El espectáculo no podía ser más patético, Netanyahu hablando solo, prácticamente a su reflejo, mientras el pleno de Naciones Unidas se vaciaba en un gesto de desprecio global. Un premier reducido al eco de sus propias mentiras, abandonado por quienes todavía conservan un mínimo de decoro. La soledad del “líder mundial” quedó al desnudo, nadie quiso ser cómplice del teatro barato en que convirtió su discurso.
Pero lo verdaderamente insultante no es su aislamiento, sino el hecho de que la ONU, esa institución que debería ser el guardián de la legalidad internacional, le permitiera ocupar ese podio. La misma ONU que admitió a Israel en 1949 bajo la condición explícita de cumplir con el acuerdo de Lausana y garantizar el regreso de los refugiados palestinos. Condición, dicho sea de paso, que Israel ha incumplido sistemáticamente durante 75 años, mientras el organismo internacional se limita a aplaudir discursos vacíos y a encogerse de hombros.

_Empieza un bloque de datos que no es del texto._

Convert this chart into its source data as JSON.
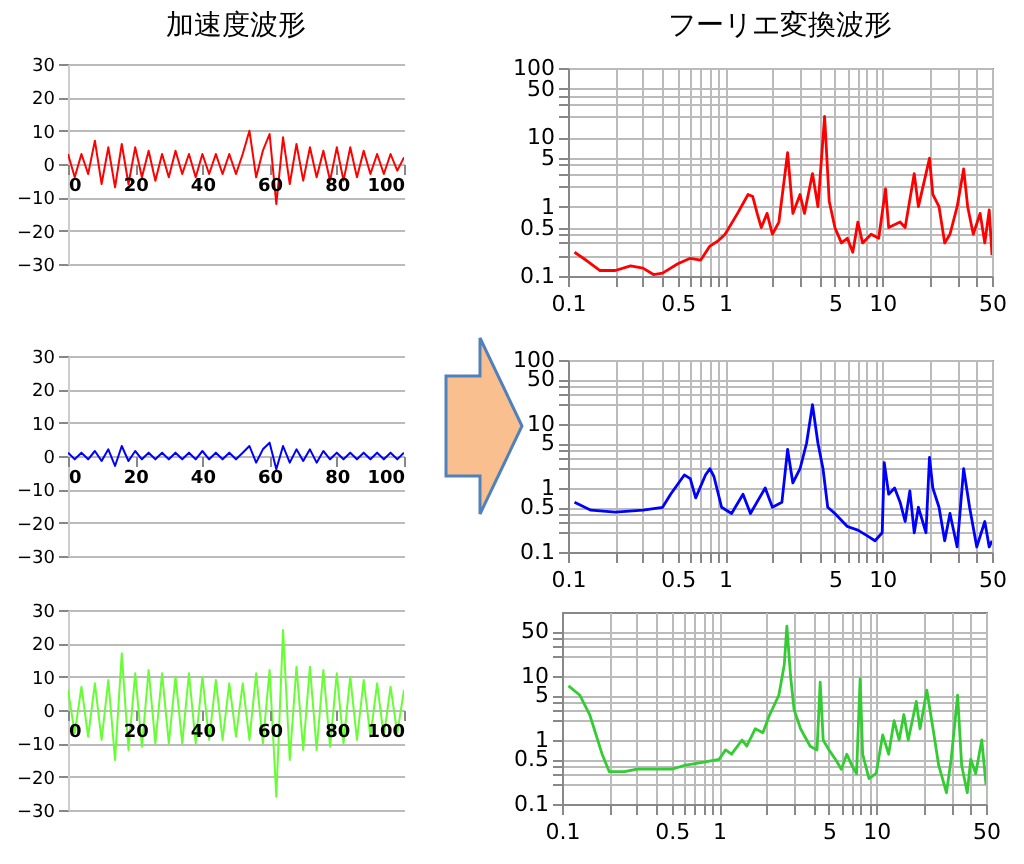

Netanyahu, fiel a su estilo, desplegó una montaña de falsedades. Habló de humanidad, mientras mantiene un pueblo entero bajo sitio, hambre y bombas. Habló de justicia, mientras el dictamen de la Corte Internacional lo persigue como la sombra de un verdugo. Habló de “antisemitismo” como comodín gastado para tapar lo que ya nadie cree, que el genocidio en Gaza es una “guerra defensiva”.
Y lo más grotesco, su show sentimental hacia los rehenes, ese teatro de lágrimas falsas que ni en la peor telenovela turca pasaría el casting. Porque si realmente le importaran, habría detenido la maquinaria de destrucción que los pone en riesgo día tras día. Pero claro, era más rentable convertirlos en utilería propagandística que detener las bombas.
La ONU, que hace décadas toleró que Israel pisoteara el acuerdo de Lausana, hoy vuelve a demostrar su inagotable talento para la hipocresía. Permite que un acusado de genocidio suba a dar cátedra como si nada, y luego se sorprende de que su credibilidad esté en ruinas.
En definitiva, lo único memorable del discurso fue la foto del vacío, un premier hablando al aire, rodeado apenas de unos cuantos incondicionales que todavía fingen creerle. Una postal perfecta de la absoluta soledad política y moral de un zombi político. Una soledad que ni su retórica ni sus mentiras podrán disimular.
Quizá sea hora de que la ONU recuerde su propio expediente, Israel entró en 1949 con una promesa que jamás cumplió. Y que ahora su primer ministro, con orden de arresto internacional, se atreva a sermonear al mundo desde ese mismo escenario es la prueba más brutal de que, más que Naciones Unidas, lo que tenemos es Naciones Impunes.